Theoretical Biology and Biophysics Group, Los Alamos National Laboratory, Los Alamos, NM, USA.
Department of Ecology & Evolutionary Biology, University of Michigan, Ann Arbor, MI, USA.
Mol Biol Evol. 2024 Jun 1;41(6). doi: 10.1093/molbev/msae078.

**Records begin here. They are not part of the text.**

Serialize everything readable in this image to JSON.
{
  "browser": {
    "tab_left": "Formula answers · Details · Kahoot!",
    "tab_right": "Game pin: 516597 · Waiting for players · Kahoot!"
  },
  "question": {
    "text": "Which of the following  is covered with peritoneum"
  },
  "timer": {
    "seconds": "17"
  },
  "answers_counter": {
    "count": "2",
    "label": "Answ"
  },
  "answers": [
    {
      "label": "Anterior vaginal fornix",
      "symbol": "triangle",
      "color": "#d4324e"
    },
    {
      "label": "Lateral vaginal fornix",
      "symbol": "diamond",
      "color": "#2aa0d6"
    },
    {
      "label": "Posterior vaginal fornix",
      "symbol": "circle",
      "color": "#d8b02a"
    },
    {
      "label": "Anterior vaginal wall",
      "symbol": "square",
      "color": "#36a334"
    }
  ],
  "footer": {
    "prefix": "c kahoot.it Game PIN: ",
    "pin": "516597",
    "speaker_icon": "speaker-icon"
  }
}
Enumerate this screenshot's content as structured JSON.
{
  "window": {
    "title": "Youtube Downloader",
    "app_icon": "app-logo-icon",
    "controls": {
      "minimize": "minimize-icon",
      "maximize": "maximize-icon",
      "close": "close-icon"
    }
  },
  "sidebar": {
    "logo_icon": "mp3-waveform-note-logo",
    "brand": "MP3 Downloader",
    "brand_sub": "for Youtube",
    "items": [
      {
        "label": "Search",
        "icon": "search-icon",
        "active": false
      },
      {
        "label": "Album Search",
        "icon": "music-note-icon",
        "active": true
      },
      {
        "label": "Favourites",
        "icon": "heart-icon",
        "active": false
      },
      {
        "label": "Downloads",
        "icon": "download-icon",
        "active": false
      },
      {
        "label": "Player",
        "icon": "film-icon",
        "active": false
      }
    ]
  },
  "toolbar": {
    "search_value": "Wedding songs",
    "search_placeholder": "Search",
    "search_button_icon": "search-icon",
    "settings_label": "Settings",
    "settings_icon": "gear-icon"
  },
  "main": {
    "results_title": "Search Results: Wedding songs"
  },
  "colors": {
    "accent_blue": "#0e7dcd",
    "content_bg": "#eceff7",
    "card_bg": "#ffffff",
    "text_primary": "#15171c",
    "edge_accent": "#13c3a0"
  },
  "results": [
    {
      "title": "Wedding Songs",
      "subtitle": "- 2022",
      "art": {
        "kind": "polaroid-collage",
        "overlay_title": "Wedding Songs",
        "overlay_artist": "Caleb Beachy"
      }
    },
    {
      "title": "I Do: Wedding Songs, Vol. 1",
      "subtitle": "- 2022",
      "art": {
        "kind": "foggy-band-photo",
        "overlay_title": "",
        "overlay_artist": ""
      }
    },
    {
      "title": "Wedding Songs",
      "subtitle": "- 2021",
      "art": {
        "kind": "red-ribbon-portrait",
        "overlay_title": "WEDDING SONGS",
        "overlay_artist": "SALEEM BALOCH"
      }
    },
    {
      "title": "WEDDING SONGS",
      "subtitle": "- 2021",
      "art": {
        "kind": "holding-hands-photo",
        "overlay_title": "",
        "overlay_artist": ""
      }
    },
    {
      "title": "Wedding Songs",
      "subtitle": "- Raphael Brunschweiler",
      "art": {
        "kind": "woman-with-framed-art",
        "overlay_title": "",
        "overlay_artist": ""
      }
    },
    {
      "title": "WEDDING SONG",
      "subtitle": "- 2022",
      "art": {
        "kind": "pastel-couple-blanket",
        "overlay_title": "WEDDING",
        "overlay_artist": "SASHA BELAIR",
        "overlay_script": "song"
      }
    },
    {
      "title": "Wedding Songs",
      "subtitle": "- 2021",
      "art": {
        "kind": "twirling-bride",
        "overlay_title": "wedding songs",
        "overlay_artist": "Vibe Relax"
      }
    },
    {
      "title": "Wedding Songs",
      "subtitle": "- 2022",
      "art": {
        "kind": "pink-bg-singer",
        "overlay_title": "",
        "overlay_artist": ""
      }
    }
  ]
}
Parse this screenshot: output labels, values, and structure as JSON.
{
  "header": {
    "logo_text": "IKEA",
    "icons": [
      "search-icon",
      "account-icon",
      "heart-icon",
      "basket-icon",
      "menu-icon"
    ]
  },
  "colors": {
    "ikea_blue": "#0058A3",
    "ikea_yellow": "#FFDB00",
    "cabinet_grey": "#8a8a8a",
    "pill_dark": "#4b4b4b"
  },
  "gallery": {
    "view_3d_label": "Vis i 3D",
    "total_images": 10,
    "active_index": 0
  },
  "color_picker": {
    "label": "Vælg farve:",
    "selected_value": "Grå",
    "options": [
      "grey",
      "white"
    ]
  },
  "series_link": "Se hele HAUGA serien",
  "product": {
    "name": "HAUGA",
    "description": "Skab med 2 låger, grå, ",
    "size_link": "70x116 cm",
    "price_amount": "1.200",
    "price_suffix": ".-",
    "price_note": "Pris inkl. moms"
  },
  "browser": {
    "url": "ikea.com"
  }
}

Reassortment is an evolutionary process common in viruses with segmented genomes. These viruses can swap whole genomic segments during cellular co-infection, giving rise to novel progeny formed from the mixture of parental segments. Since large-scale genome rearrangements have the potential to generate new phenotypes, reassortment is important to both evolutionary biology and public health research. However, statistical inference of the pattern of reassortment events from phylogenetic data is exceptionally difficult, potentially involving inference of general graphs in which individual segment trees are embedded. In this paper, we argue that, in general, the number and pattern of reassortment events are not identifiable from segment trees alone, even with theoretically ideal data. We call this fact the fundamental problem of reassortment, which we illustrate using the concept of the "first-infection tree," a potentially counterfactual genealogy that would have been observed in the segment trees had no reassortment occurred. Further, we illustrate four additional problems that can arise logically in the inference of reassortment events and show, using simulated data, that these problems are not rare and can potentially distort our observation of reassortment even in small data sets. Finally, we discuss how existing methods can be augmented or adapted to account for not only the fundamental problem of reassortment, but also the four additional situations that can complicate the inference of reassortment.
重配是具有分段基因组的病毒中常见的进化过程。这些病毒在细胞共感染过程中可以交换整个基因组片段,从而产生由亲本片段混合形成的新型后代。由于大规模的基因组重排有可能产生新的表型,因此重配对于进化生物学和公共卫生研究都很重要。然而,从系统发育数据推断重配事件的模式非常困难,这可能涉及到推断一般的图,其中个体片段树被嵌入。在本文中,我们认为,一般来说,即使在理论上理想的数据条件下,仅从片段树上也无法识别重配事件的数量和模式。我们将这一事实称为重配的基本问题,并使用“首次感染树”的概念来说明这一问题,这是一种潜在的反事实的系统发育,即在没有发生重配的情况下,本应在片段树上观察到的系统发育。此外,我们还说明了在推断重配事件时可能会出现的另外四个逻辑问题,并使用模拟数据表明,这些问题并不罕见,即使在小数据集上,也可能会扭曲我们对重配的观察。最后,我们讨论了如何扩展或调整现有方法,不仅可以解决重配的基本问题,还可以解决可能使重配推断复杂化的另外四个情况。